The report recorded public waste bins in only 36 per cent of the 700 villages across 15 states. Just 29 per cent had a community waste collection vehicle, while less than half the villages had access to a sanitation worker or safai karamchari. Due to the lack of formal infrastructure, 90 per cent of the villages primarily depended on informal waste collectors or kabadiwalas, the study said.
The kabadiwalas visited villages at least once in a week. But they did not accept all kinds of waste and were very selective about it. Waste such as paper, metal and cardboard was readily collected by them but single-use plastics such as wrappers, sachets and plastic packaging were rejected, the study found. Such single-use, low-quality plastics were contributing to the growing waste problem in rural India, the report highlighted.
This would worsen further since there was a pronounced lack of mitigation systems to address the growing waste problem, the study said.

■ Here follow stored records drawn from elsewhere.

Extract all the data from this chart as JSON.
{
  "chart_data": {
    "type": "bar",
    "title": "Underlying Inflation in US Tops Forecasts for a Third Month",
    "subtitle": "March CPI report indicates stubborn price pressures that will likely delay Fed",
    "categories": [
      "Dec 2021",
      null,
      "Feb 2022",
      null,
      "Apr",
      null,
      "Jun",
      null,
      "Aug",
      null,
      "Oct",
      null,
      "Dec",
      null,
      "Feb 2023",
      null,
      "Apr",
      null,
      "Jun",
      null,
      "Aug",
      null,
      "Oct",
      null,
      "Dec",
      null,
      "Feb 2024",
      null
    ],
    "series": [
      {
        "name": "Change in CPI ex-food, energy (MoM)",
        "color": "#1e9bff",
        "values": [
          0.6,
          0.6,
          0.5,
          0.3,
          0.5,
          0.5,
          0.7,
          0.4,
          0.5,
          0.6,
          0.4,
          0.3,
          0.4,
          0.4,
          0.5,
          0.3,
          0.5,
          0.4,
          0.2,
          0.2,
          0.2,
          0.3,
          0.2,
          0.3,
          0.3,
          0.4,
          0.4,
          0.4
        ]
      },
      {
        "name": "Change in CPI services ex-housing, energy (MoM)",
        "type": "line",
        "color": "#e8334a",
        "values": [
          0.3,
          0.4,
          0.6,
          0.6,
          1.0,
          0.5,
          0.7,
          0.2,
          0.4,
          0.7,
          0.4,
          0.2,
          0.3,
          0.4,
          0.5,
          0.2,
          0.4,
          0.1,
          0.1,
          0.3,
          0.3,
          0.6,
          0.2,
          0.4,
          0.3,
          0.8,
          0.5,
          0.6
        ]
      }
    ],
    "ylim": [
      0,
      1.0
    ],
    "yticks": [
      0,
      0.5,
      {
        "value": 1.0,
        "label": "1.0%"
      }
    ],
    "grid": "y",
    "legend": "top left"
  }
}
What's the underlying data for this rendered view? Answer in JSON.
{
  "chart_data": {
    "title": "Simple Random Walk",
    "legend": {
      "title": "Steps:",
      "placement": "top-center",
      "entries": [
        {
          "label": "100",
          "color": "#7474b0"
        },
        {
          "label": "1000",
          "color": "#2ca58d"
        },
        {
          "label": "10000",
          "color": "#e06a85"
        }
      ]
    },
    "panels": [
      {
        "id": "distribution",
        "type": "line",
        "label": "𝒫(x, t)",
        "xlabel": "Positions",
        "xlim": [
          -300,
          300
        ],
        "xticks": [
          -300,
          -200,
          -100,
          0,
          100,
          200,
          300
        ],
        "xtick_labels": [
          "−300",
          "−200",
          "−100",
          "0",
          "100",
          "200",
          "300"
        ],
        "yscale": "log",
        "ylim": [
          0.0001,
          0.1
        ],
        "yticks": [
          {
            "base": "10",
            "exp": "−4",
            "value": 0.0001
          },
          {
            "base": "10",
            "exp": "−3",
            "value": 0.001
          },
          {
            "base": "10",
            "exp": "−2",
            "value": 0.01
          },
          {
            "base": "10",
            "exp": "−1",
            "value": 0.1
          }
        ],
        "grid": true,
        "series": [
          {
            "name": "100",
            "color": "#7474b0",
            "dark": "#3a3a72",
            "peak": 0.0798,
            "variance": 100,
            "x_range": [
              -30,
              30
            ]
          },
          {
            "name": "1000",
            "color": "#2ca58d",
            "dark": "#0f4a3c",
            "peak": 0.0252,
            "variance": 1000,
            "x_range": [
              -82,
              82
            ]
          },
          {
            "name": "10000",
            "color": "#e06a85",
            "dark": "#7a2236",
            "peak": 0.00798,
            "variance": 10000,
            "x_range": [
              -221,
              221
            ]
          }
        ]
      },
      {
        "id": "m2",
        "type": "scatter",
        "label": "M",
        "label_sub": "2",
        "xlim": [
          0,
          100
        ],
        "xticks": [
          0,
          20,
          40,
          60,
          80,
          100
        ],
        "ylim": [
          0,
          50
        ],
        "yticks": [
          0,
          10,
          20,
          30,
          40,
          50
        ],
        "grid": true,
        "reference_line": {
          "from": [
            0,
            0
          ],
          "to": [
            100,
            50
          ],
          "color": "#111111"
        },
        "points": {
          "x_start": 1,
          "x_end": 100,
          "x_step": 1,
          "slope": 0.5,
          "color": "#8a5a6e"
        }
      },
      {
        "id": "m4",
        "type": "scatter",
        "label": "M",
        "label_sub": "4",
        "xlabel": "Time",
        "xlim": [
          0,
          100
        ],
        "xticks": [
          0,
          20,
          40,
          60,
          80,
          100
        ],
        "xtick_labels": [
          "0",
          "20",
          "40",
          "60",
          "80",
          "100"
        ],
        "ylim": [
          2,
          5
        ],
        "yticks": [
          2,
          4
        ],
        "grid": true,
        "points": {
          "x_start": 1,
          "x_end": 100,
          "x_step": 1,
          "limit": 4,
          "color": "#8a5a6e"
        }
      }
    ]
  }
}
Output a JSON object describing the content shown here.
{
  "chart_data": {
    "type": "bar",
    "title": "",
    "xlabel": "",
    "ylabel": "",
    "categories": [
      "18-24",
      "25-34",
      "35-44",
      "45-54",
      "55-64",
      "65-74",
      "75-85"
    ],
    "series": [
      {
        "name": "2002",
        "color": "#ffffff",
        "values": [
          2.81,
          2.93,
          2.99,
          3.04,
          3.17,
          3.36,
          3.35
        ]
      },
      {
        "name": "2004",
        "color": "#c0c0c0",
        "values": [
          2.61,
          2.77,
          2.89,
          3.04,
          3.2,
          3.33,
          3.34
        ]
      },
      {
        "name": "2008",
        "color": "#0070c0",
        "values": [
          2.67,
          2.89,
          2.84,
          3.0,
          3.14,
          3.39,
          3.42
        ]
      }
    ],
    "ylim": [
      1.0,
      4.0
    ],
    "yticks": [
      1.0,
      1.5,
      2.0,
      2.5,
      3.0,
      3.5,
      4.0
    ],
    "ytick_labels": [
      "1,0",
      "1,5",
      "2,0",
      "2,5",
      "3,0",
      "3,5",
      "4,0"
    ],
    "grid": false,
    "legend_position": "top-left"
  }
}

In addition, the lack of awareness among the rural population further posed a serious threat to the well-being of rural India, it noted.
Some 67 per cent of over 8,400 rural household preferred to burn plastic waste not bought by kabadiwalas. Nearly three-fourths of the households burning waste were unaware about the ill-effects of burning plastic waste.
The report also revealed that very few villages received funds for awareness raising on plastic waste management. The study indicates that unless action is taken, over 0.6 million villages will become distributed islands of trash.
The study has called for segregation of waste at source. It has also urged companies to come forward to set up or support a system for picking up the segregated waste and sending it to appropriate destinations. “Relying on an informal scrap dealer system is not going to be enough for managing waste in villages,” said Kedar Sohoni, founder of non-profit Green Communities Foundation (GCF). “Those brands who are putting material like hard-to-recycle multilayer plastic into the market, need to support costs involved in setting up and running a reverse logistics system. This is the biggest gap as on date, since the current market rates do not support collection and transportation of low value plastic from the villages,” he was quoted in the study.